おれたちもいれてくれ
「 ―― あ~あ、 まったく 」
のびをするようにたちあがったタクアンが、シモベの背からとびおりると、落ちたまま燃えている薪をひろい、伏した兵の肩をひきあげ、手ににぎらせた。
「 ほら、顔をあげろ。なんだよ。まだこんな若い兵じゃねえか。 まったくなあ。『勝手な生き物』のせいで血まみれになってる『ものずきな』シモベといい、北の将軍は、ずいぶんと世話のかかる将軍だな。 ―― もっとはやくに、せめて高山にでも申し出りゃいいのによ」
「タクアン殿、それは無理だ。

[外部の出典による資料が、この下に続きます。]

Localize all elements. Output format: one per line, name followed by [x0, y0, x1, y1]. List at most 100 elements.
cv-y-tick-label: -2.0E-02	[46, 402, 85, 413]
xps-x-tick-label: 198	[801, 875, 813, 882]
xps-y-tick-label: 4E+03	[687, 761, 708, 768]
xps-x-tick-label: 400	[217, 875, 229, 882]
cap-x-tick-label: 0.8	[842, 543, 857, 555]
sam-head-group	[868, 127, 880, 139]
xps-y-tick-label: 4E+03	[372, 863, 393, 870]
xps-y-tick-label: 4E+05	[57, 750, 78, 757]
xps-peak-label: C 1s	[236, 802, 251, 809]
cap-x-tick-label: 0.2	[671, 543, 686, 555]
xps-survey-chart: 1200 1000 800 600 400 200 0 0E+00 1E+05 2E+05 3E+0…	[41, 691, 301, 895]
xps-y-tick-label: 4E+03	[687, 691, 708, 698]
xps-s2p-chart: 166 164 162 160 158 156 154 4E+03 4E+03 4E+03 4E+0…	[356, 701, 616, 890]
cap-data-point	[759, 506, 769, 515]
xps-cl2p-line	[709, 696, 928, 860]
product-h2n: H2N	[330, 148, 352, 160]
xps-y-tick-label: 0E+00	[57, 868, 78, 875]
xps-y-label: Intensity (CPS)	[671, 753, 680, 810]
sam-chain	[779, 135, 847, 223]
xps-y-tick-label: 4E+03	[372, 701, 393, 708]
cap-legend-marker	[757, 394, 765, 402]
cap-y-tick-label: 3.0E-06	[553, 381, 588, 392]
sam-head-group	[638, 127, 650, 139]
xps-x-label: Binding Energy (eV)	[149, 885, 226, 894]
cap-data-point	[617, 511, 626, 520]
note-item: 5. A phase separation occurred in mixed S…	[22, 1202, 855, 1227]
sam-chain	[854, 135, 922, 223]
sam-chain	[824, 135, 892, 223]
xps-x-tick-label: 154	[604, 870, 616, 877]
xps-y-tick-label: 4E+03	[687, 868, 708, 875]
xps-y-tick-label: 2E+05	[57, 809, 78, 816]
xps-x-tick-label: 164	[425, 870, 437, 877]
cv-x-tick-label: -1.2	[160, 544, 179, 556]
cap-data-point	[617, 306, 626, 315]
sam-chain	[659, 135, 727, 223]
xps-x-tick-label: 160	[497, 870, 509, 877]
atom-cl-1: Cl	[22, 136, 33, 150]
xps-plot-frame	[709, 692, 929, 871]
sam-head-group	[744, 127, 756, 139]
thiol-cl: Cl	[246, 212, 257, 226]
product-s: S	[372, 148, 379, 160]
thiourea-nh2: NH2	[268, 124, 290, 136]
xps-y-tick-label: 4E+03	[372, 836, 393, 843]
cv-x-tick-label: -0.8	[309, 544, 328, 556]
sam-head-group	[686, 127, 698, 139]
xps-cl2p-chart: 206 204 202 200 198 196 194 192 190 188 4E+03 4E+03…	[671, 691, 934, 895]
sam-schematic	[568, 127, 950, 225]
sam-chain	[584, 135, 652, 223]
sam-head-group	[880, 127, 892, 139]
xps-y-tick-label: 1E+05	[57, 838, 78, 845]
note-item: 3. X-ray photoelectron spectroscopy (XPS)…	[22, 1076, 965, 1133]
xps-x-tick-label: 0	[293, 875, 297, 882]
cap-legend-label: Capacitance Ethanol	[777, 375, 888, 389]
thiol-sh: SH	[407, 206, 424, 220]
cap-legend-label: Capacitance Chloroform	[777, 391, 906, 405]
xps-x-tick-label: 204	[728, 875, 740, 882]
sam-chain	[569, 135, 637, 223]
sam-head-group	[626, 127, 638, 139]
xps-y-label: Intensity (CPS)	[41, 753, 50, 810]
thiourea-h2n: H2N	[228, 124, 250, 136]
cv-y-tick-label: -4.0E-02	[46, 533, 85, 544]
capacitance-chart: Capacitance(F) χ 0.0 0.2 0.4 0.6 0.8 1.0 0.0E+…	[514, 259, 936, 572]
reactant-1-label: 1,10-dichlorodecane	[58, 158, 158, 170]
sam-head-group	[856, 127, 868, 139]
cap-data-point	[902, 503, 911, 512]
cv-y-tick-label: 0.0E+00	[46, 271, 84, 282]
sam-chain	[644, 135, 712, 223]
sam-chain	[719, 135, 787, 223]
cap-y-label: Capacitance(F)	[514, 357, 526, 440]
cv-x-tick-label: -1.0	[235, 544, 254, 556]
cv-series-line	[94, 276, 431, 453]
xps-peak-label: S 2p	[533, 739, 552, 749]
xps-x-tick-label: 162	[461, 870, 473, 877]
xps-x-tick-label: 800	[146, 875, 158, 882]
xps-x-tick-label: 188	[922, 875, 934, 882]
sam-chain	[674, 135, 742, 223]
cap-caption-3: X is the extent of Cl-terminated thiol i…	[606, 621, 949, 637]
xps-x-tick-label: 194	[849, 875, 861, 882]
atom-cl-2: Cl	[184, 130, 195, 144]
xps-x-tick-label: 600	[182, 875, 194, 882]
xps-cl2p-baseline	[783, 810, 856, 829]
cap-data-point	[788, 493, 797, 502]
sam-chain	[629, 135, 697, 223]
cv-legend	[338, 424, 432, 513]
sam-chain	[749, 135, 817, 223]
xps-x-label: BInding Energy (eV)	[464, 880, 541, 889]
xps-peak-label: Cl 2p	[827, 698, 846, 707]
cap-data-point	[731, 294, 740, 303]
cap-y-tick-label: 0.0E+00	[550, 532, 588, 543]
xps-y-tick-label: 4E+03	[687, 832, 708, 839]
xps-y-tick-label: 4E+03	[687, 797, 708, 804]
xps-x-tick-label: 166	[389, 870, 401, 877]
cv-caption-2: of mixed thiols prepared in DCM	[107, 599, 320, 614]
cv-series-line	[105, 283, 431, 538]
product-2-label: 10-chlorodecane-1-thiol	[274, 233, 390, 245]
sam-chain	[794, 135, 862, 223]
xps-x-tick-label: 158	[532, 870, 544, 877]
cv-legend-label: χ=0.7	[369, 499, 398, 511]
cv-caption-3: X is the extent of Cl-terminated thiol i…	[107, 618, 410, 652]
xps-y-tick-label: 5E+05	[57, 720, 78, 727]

なにしろケイテキは西の将軍だ。高山だって政がからんだところには、でてこられないのを知っているからこそ、ワギョク将軍も申し出られなかったのだろう。いや、おれは北の兵士たちがうらやましい。将軍というのは、このように民をまもってこそだ。そしてその手助けをするのが兵士としてのつとめ。 ―― おれはあのケイテキにつかえていたことを腹の底から悔やんでる、元西の軍人でな。北の兵士とおなじように働くんで、どうか、いまからつかってくれ」
コウドがタクアンに立たされた兵の前にたち、頭をさげた。
「じゃあ、そこに、おれたちもいれておいてくれよ。坊主が二人に従者が一人。それと、元神官だ」
セイテツがシモベにもたれかかりながら片手をあげた。
まだシモベの背にのったままのスザクがとなりのシュンカの頭をたたき、こいつもおとりにつかえるだろ、というのに、がんばります、とシュンカがこたえる。